# Captive Portal with WW DRT



## mcameron63 (Jan 30, 2013)

I am new at this, so please bear with me. I have a Buffalo Technology WAP running DD WRT (WZR-HP-G300NH2) and I have a home server (accessible through the ADSL gateway using no-ip.org dynamic DNS). I want to connect the Buffalo WAP to a remote network (e.g., in a friend's coffee shop) so people can access the Internet, but when they attach to the WAP, I want captive portal functionality to capture the user and send them a simple splash/sign in page from my home server with my home server being able to log the sign in. Is it possible to run pfSense on my home server to use as the captive portal in this scenario? If so, what configuration is needed for the DD WRT WAP and the pfSense server?

Just for background, I have tried Chillispot and Wifidog and have developed alot of ulcers trying to get all the components (Apache, mySQL, PHP, etc.) to play nice together...So that is not an option...

Any step by step instructions that anyone can provide would be greatly appreciated! (or suggestions on how to do the above with something other than pfSense) Thanks in advance!
Mike


----------



## Wand3r3r (Sep 17, 2010)

Welcome to TSF!

I am sorry to say but you can't design what you desire. The captive portal has to be between the internet and the wap and it must do nat.

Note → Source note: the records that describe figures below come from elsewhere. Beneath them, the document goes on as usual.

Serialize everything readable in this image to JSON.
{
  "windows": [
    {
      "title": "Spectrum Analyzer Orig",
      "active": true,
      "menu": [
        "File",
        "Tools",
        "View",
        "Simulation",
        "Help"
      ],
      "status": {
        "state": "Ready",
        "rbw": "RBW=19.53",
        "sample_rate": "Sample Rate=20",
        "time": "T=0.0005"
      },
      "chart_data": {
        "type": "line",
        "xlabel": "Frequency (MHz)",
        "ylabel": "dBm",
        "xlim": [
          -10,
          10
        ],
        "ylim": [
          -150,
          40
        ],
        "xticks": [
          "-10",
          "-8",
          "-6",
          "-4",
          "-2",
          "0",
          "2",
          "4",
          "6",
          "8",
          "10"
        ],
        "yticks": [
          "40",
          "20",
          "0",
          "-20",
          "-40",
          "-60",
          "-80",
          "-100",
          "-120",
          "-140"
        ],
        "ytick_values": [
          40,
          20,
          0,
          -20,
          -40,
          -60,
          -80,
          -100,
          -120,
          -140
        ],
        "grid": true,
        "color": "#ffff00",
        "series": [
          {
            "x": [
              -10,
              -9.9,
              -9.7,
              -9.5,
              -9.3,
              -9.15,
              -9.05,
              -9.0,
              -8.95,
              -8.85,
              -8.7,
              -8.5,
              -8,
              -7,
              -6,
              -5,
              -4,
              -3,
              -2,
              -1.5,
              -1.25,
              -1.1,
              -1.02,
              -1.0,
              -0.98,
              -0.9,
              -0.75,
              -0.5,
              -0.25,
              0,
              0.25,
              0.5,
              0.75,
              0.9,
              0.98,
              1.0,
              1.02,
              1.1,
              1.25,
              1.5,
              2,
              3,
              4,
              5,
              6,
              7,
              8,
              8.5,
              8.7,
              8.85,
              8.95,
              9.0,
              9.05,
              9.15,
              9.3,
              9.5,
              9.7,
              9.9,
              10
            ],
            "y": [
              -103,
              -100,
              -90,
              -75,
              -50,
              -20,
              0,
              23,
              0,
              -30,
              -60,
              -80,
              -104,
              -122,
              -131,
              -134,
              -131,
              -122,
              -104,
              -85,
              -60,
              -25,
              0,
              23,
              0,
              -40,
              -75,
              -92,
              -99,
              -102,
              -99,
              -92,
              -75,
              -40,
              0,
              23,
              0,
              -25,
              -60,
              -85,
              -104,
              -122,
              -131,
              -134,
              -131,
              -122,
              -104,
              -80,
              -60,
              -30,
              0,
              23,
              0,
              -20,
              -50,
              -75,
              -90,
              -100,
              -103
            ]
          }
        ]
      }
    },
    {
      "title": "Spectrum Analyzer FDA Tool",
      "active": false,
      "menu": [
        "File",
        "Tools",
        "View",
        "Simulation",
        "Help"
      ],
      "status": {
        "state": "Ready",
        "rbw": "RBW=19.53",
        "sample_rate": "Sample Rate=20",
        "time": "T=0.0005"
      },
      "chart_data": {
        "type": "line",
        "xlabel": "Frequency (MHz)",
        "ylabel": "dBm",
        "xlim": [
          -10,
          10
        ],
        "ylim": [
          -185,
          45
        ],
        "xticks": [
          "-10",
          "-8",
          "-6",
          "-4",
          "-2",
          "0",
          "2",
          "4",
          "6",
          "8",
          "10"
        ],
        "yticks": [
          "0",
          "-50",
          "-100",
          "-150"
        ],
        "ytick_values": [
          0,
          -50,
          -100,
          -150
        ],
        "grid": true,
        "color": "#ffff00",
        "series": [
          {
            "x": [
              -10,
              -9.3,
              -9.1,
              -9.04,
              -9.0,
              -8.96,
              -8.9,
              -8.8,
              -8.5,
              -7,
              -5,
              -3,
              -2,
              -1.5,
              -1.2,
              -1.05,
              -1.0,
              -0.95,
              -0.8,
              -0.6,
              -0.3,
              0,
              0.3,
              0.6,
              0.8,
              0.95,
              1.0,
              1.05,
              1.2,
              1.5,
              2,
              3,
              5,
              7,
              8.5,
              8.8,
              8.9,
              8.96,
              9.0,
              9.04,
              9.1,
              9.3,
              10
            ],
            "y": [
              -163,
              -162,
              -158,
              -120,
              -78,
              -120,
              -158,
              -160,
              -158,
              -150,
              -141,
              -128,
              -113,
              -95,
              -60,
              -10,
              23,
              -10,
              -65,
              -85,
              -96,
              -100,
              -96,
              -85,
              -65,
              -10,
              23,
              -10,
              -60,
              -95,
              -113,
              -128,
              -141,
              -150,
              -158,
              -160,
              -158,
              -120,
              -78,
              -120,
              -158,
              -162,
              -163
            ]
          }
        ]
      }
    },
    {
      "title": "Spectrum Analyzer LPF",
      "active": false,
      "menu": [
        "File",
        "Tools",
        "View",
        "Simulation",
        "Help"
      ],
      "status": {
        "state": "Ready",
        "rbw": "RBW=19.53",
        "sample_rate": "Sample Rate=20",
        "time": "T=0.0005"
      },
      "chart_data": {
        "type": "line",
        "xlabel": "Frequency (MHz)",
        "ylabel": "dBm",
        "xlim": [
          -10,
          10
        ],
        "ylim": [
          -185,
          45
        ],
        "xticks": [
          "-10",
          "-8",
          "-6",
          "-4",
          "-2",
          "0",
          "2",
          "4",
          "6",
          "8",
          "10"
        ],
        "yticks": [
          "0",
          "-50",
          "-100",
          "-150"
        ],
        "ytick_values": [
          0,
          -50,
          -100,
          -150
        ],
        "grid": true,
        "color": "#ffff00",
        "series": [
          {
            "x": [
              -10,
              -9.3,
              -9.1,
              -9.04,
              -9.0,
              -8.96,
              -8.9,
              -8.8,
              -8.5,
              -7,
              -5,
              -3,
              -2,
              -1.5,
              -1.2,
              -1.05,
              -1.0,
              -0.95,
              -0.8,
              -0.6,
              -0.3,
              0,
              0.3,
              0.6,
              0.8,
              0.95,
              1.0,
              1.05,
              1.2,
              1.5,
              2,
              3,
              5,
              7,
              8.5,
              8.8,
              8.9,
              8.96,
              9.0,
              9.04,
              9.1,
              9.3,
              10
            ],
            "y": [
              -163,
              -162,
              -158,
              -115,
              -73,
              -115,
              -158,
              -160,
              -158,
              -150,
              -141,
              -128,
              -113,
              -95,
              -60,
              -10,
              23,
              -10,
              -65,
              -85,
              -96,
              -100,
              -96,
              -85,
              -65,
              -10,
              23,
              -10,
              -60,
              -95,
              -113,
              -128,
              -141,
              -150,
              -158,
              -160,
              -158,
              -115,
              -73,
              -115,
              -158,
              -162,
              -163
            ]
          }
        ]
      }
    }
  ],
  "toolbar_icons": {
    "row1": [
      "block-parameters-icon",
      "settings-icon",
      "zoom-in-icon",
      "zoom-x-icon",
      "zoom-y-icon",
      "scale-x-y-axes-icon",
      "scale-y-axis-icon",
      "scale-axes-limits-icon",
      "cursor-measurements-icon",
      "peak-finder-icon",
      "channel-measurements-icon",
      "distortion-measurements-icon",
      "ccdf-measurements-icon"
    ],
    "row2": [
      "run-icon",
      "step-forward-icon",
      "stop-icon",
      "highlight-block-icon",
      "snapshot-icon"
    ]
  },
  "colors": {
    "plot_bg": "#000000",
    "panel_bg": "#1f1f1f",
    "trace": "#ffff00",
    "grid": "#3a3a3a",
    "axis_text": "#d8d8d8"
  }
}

Your design some how has the wap going outbound to your home server and then back to the wap to then go to the internet. Simply can't work that way.


----------



## mcameron63 (Jan 30, 2013)

Thanks for the quick response. I was afraid of that. Thanks for saving me alot of time and aggravation! On to Plan 9.
Mike


----------



## Wand3r3r (Sep 17, 2010)

Some routers/firmware support RADIUS server which would be on the local lan

RADIUS - Wikipedia, the free encyclopedia


----------